Many healthcare organizations do not have a consolidated billing team looking at denials, which can make it difficult to identify patterns. Individual billers may handle certain accounts or types of denials, but Kearney encourages providers to be watching for trends and using comparative billing reports.
“These are things that have always been around, but comparative billing reports and PEPPER are important in terms of identifying things to audit,” Kearney explains, referring to the Program for Evaluating Payment Patterns Electronic Report, which includes provider-specific Medicare data statistics for discharges and services vulnerable to improper payments.
Similarly, healthcare organizations should really engage with Targeted Probe and Educate (TPE) audits if they occur, she adds.
“Use it as an opportunity for education and to see what you need to adjust,” she says.
A new post-PHE consideration
While the payment integrity strategy isn’t a novel cure for improper payments and healthcare fraud prevention, compliance teams should consider one major change in the post-PHE world: remote work.
“Anecdotally, I’ve seen more coders who are whistleblowers,” Kearney states. “My guess, which is anecdotal, is that it has something to do with people working remotely.”
A 2022 survey from AAPC, the nation’s largest education and credentialing organization for medical coders, billers, auditors, practice managers, documentation specialists, compliance officers, and revenue cycle managers, found that more than half of members work remotely.
Remote work allows organizations to tap into a larger pool of talent, especially in this tight labor market.
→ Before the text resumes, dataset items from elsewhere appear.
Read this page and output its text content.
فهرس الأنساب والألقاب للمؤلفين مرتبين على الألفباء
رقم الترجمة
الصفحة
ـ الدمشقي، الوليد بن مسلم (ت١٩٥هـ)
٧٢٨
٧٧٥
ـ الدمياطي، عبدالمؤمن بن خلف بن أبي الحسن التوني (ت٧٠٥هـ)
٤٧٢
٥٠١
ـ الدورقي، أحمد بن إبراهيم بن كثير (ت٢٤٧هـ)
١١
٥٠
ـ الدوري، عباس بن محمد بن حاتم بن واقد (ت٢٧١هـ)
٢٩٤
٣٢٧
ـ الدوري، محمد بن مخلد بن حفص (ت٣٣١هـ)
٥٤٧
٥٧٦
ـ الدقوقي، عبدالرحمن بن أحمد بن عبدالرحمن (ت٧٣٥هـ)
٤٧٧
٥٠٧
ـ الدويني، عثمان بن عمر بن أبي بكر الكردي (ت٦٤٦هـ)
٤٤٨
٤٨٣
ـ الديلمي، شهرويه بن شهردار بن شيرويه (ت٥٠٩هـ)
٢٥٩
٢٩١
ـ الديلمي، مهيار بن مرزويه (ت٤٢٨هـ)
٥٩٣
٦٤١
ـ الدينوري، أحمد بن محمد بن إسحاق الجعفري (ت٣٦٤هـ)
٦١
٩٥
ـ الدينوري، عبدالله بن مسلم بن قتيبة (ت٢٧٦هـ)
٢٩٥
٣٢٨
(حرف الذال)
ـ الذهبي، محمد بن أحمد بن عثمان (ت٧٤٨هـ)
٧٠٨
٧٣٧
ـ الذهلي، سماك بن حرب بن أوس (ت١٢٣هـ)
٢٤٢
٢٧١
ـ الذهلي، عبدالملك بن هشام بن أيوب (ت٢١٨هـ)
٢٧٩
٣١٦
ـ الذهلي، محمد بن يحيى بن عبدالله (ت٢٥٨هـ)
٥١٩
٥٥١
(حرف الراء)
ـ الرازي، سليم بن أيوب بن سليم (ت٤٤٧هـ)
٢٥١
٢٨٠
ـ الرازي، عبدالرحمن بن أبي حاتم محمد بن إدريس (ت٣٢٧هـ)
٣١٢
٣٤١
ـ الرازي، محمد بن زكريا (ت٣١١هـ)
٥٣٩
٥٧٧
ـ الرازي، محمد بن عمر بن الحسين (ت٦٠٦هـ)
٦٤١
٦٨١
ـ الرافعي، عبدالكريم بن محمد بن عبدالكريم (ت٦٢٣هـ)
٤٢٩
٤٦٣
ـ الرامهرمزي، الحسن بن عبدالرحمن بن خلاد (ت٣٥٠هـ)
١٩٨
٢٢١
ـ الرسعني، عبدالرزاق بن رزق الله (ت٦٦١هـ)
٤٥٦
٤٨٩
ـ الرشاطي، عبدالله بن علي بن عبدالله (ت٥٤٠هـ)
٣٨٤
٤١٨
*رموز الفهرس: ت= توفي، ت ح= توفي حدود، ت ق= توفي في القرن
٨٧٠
However, having remote workers requires a different management style. The team bonding that comes with working in an office may not be as easy to achieve in a remote environment.
“Remote coders may not interact as much or have as many interpersonal bonds as coders used to in the office,” Kearney explains. “That might mean they are not as inclined to give people the benefit of the doubt or not as willing to bring a coding problem to their supervisor so the facility can fix it.”
Compliance may not seem “touchy-feely,” but that is an important aspect of running an effective compliance team, she adds.
“A piece of advice I give to people when they ask how they can prevent a False Claims Act case is having an approachable person who wants to know about any compliance concern,” Kearney says. “When someone brings up a concern about a billing practice, that person needs to be thanked and celebrated.”
Following up with a concern and changing a best practice if necessary is also key to preventing healthcare fraud and potential whistleblower cases. Failing to respond to an email may come off as indifference or, worse, as if you know there is a problem and you don’t want to address it.
Revising management style is necessary in this post-PHE world as healthcare organizations get back to the age-old problems with payment integrity and billing compliance.